Communicating with Plants

Use Your Own Intuition to Garden

by Sandy Swegel

Reading through all the garden porn…uh I mean seed catalogs…I found myself quite transported this morning.  Looking at the beautiful pictures in the catalogs, I realized that when I considered getting seeds for a certain plant, my mind was quite filled with images of what the full-grown plant in bloom would look like.  Thinking about what tomatoes to grow, my mouth began to salivate.  For gardeners, seeds aren’t just a tiny bit of hard matter, but a world of potential realized.  Somehow, I think the plants actually manage to communicate that to us.  We sit reading our catalogs and the seeds themselves seem to be shouting from the page, “Pick me!” Pick me!”  As I always tell people when I teach seed starting classes,  seed starting is easy….the plants want to grow.

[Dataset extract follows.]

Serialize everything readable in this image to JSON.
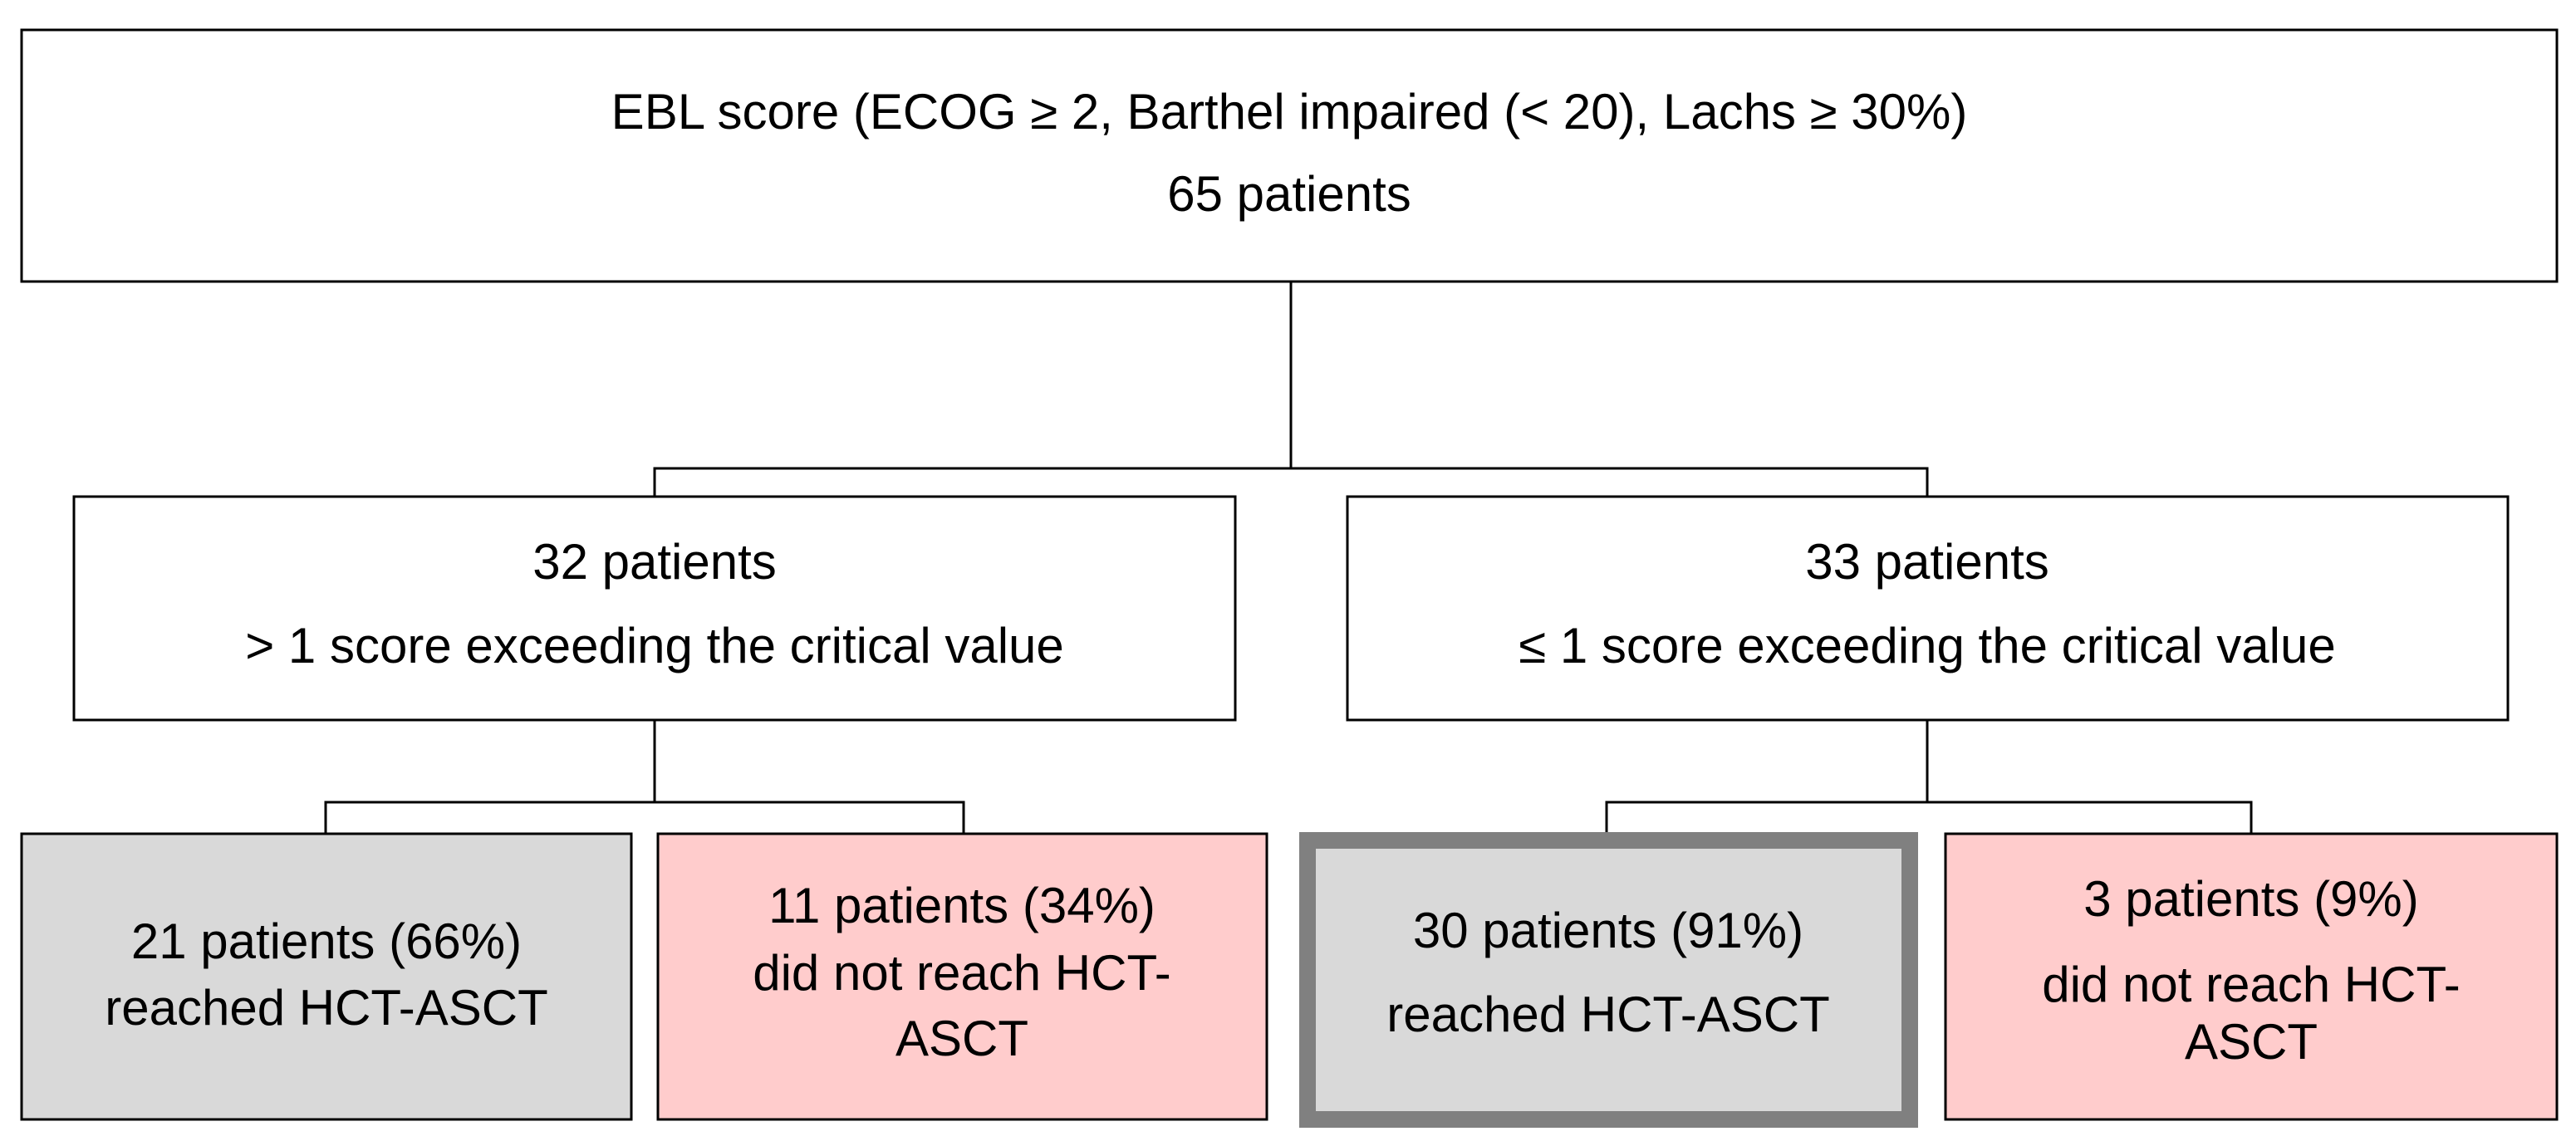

I don’t think we need to be psychic to start communicating with plants.  Human-plant communication is something humans have done since the beginning. In a world with so many plants, how else did we figure out which ones are good for medicine and which ones are good for food?

So do a little experiment when you sit with your seed catalog or favorite seed website.  Settle yourself into a quiet place alone with your catalog and set the mental intention that you’d like to understand which plants you should grow this year.  Then calmly flip through the catalog and see what really gets your attention.  Or sometimes thoughts of a certain plant pop into your head.  Close your eyes for a moment and really see the plant. Use your imagination to smell the plant or feel its leaves.  Let an image come to your mind of where the plant might be physically in your garden.  Imagine it growing in that spot next June and notice if the plant looks healthy or weak when you think about it there.  If it doesn’t look strong, try to imagine it in a different place.  How’s it look there?  How do you feel when you see the plant there?

Whether we are accessing our own intuition or really communicating with the plant itself, I think we are tapping into our own inner gardener who knows exactly what plants we should grow to make both the plant and the gardener happy!